Sabem, eu fui médico durante vinte anos em Clichy, no dispensário
de Clichy, e eu me interessei pela história de Clichy. Clicy-la-Garenne,
perto de Paris. Eu cheguei a envolver um historiador nessa história,
um amigo meu, que já morreu. Ele se chamava Sérouille.
Eu escrevi um prefácio - censuraram o livro e o prefácio
(1), porque essa história toda era proibida. Muito bem. Mas
essa história de Clichy tinha episódios notáveis,
um deles era particularmente gozado: num certo momento, por volta
de 1870, tinha um padre em Clichy que dizia: "Essa gente não
entende nada de latim, eu estou dizendo missa para nada, vou dizer
a missa em francês." Foi o suficiente para que ele caísse
nas garras da Comissão dos Ritos, ele acabou sendo expulso
de sua igreja e a missa voltou a ser rezada em latim. Por quê?
- eu perguntei a Sérouille. Ele pensou bastante e me disse:
"Porque já não havia mais fé." É
esse o negócio: a fé. Vejam os russos, eles não
tocam no russo, não é mesmo? Logo não têm
uma grande fé. E os franceses seguramente já não
têm mais fé para mudar a sua língua, nem fervor
para isso.
Eu poderia até dar um exemplo vulgar e mais compreensível
tirado da publicidade que sai nos jornais que eu leio, os grandes
semanários. Eu não olho muito o texto, não
é interessante. Olho mais as propagandas. Elas me dão
a idéia exata do que as pessoas estão querendo. Como
elas custam muito caro, não são feitas à toa.
Tem uma propaganda de margarina, com um avô e uma avó.

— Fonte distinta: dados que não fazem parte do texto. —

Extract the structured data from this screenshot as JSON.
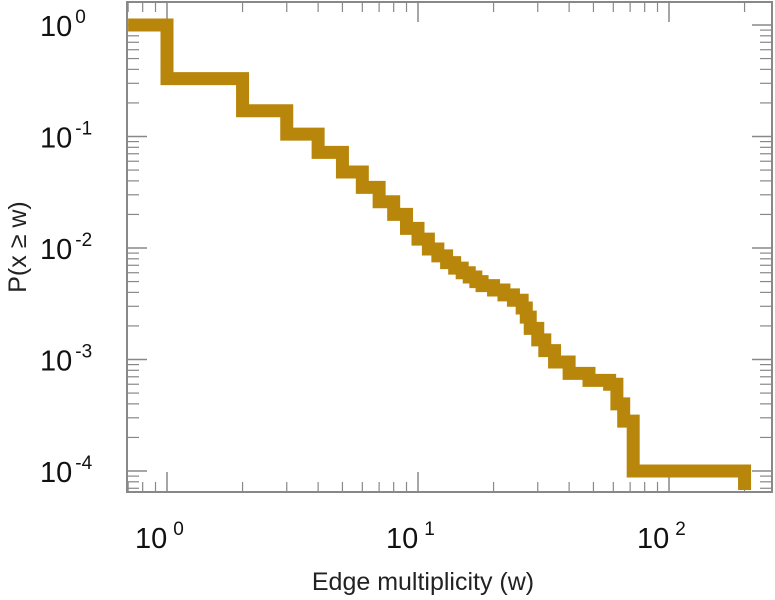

A avó que diz: "Eu vou usar a margarina X." E o
avô que responde: "Mas você ficou louca! Na nossa
idade não se muda de hábitos!". Pois muito bem,
é este o caso da França. A França passou da
idade de mudar de hábito. Então é bem provável
que ela não vá mudar de estilo, só para me
agradar. Quanto a mim, vou continuar a remexer nas minhas perfeições,
nos meus refinamentos, o que não vai adiantar nada. Eles
continuarão a publicar Bourget, Anatole France, frases bem
costuradas, etc... É uma questão de prestígio,
é realmente uma questão de vaidade. Eu fico desesperado
com isso, é uma coisa que me faz muito, muito mal. Isto posto,
só me resta ir embora. Não tenho mais grande coisa
a dizer. Não... Não... Muito obrigado. Assim está
bom? Acho que sim.
(1) Céline refere-se
a uma história inédita de Clichy, por Sérouille.
Em algumas entrevistas, o escritor voltaria a este mesmo assunto.